One line early in my Westphalia teach always gets a laugh, and it's this one: There is no money in this game, only Debt, and you don't want it but you only ever seem to get more of it. Sometimes, but not always, I get a second laugh when I explain that Prestige reduces the rate at which the interest on your Debt accumulates, "kinda like a credit score".
(Sometimes the laugh is tinged with a streak of bitter recognition - what better way to get away from thinking about my mortgage and my student loans and the fact that I'll probably never get out from under it all for a couple of hours, than playing a game that reminds me of it constantly, thank you so much Tom.)
More than just my weird idea of a joke, the Debt mechanism in Westphalia is an integral part of the design. Everything that you accomplish to advance your position in the game has the potential to reduce your Debt at the end of the game. Possession of territory, being party to a trade agreement, et cetera. And every player's victory condition - and each of the six player positions has its own victory condition - is measured against their remaining total Debt. The Dutch Republic, for example, needs to have made trade agreements in excess of their remaining Debt; for Sweden to win, their total Debt must be less than the sum of their own territorial gains plus the Tolerance that Austria has granted to Protestants in the Holy Roman Empire.
Besides trying to accomplish and accumulate things that will reduce their Debt, players need to control the rate at which that Debt accumulates. How this works is that at the start of every Diplomacy Phase, the players gain Debt depending on their current total Debt. If someone has between 20 and 23 Debt - let's say they have 21 for the sake of argument - they will accumulate 6 more Debt.
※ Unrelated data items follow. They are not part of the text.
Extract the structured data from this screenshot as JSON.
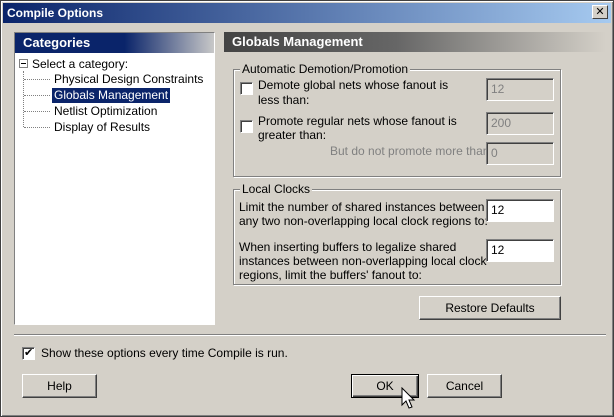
{
  "window": {
    "title": "Compile Options",
    "close_glyph": "✕"
  },
  "categories": {
    "header": "Categories",
    "root_label": "Select a category:",
    "items": [
      {
        "label": "Physical Design Constraints",
        "selected": false
      },
      {
        "label": "Globals Management",
        "selected": true
      },
      {
        "label": "Netlist Optimization",
        "selected": false
      },
      {
        "label": "Display of Results",
        "selected": false
      }
    ]
  },
  "content": {
    "header": "Globals Management",
    "demotion": {
      "title": "Automatic Demotion/Promotion",
      "demote_label_line1": "Demote global nets whose fanout is",
      "demote_label_line2": "less than:",
      "demote_checked": false,
      "demote_value": "12",
      "promote_label_line1": "Promote regular nets whose fanout is",
      "promote_label_line2": "greater than:",
      "promote_checked": false,
      "promote_value": "200",
      "max_promote_label": "But do not promote more than:",
      "max_promote_value": "0"
    },
    "local_clocks": {
      "title": "Local Clocks",
      "limit_label_line1": "Limit the number of shared instances between",
      "limit_label_line2": "any two non-overlapping local clock regions to:",
      "limit_value": "12",
      "buffer_label_line1": "When inserting buffers to legalize shared",
      "buffer_label_line2": "instances between non-overlapping local clock",
      "buffer_label_line3": "regions, limit the buffers' fanout to:",
      "buffer_value": "12"
    },
    "restore_defaults": "Restore Defaults"
  },
  "footer": {
    "show_options_label": "Show these options every time Compile is run.",
    "show_options_checked": true,
    "help": "Help",
    "ok": "OK",
    "cancel": "Cancel"
  }
}
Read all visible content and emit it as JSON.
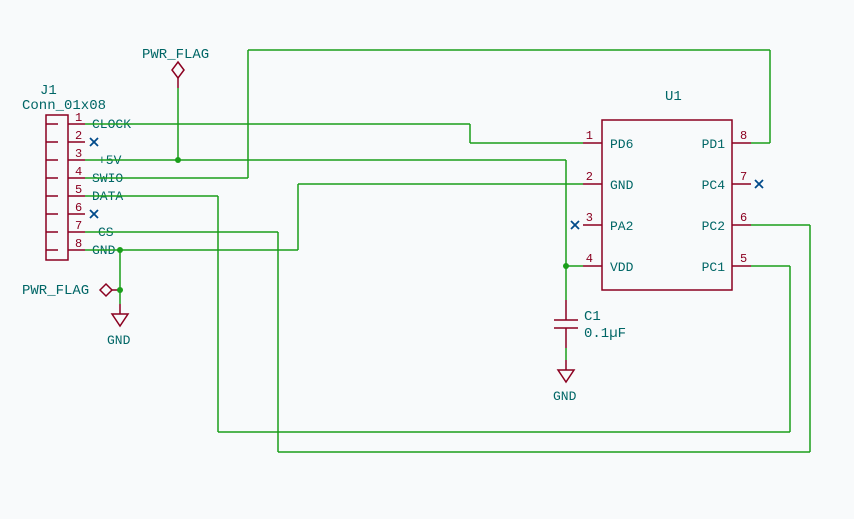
{
  "connector": {
    "ref": "J1",
    "value": "Conn_01x08",
    "pins": [
      {
        "num": "1",
        "net": "CLOCK"
      },
      {
        "num": "2",
        "net": ""
      },
      {
        "num": "3",
        "net": "+5V"
      },
      {
        "num": "4",
        "net": "SWIO"
      },
      {
        "num": "5",
        "net": "DATA"
      },
      {
        "num": "6",
        "net": ""
      },
      {
        "num": "7",
        "net": "CS"
      },
      {
        "num": "8",
        "net": "GND"
      }
    ]
  },
  "ic": {
    "ref": "U1",
    "left": [
      {
        "num": "1",
        "name": "PD6"
      },
      {
        "num": "2",
        "name": "GND"
      },
      {
        "num": "3",
        "name": "PA2"
      },
      {
        "num": "4",
        "name": "VDD"
      }
    ],
    "right": [
      {
        "num": "8",
        "name": "PD1"
      },
      {
        "num": "7",
        "name": "PC4"
      },
      {
        "num": "6",
        "name": "PC2"
      },
      {
        "num": "5",
        "name": "PC1"
      }
    ]
  },
  "cap": {
    "ref": "C1",
    "value": "0.1µF"
  },
  "power": {
    "pwr_flag": "PWR_FLAG",
    "gnd": "GND"
  }
}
On the following turn, their 27 Debt is going to put them into a new bracket where they will accumulate 8 additional Debt, and holy cats, that's a lot of Debt.
Now, this rate is decreased according to a player's current Prestige. If I have 21 Debt and 3 Prestige, for example, I'm only going to accumulate 4 Debt (instead of 6), and if I go into that next turn with 25 Debt and still have 3 Prestige, I'm going to gain 5 Debt (instead of 8). This relationship between Debt and Prestige gives players two incentives: one, to keep their total Debt as low as possible, and two, to get their total Prestige as high as possible.
Prestige, like pretty much anything else in the game, can be traded. This is helped along because the "interest rate" reductions are tiered: you accumulate the same exact amount of Debt with 4 Prestige as you do with 3. So you might be willing to give up a point of Prestige, to go down from 4 to 3, as that doesn't immediately hurt your position - provided they give you something that's worth the trouble. Prestige is primarily gained by winning a battle, which gives players some added incentive to go campaigning. Prestige is also lost by losing a battle, which gives players some added incentive to exercise caution. I'm not going to get into the details of the military aspects in this piece, except to say that these two opposing impulses - the reward of gaining Prestige and the risk of losing it - contribute enormously to the cat-and-mouse, feints-and-counterfeints tempo of operations.
Players are more likely to trade Debt than Prestige, though, and that probably sounds counterintuitive: if the whole point is to reduce my Debt at the end of the game, and if having more Debt during the game increases the rate at which the interest accumulates, why on earth do I want to take on someone else's Debt? Well, you don't! But you'd be happy to let someone else take your Debt, and maybe if they want something from you - this piece of territory, this adjustment to the Tolerance track, this trade agreement, this promise not to attack you this turn - you make the transfer of that something conditional on them taking on some of your Debt. Naturally, you might find yourself on the opposite end of the exchange. In fact, in practice, very few trades in the game don't involve some shifting of Debt.
The Thirty Years War is often seen in confessional terms, and though those tensions inflamed the passionate and provided a convenient pretext for the opportunists, my game aims to view the causes of the conflict largely through an economic lens, as all those causes - territorial ambitions, pursuit of local autonomy, international reputation, power politics, and even confessional identity - are, in the end, about money.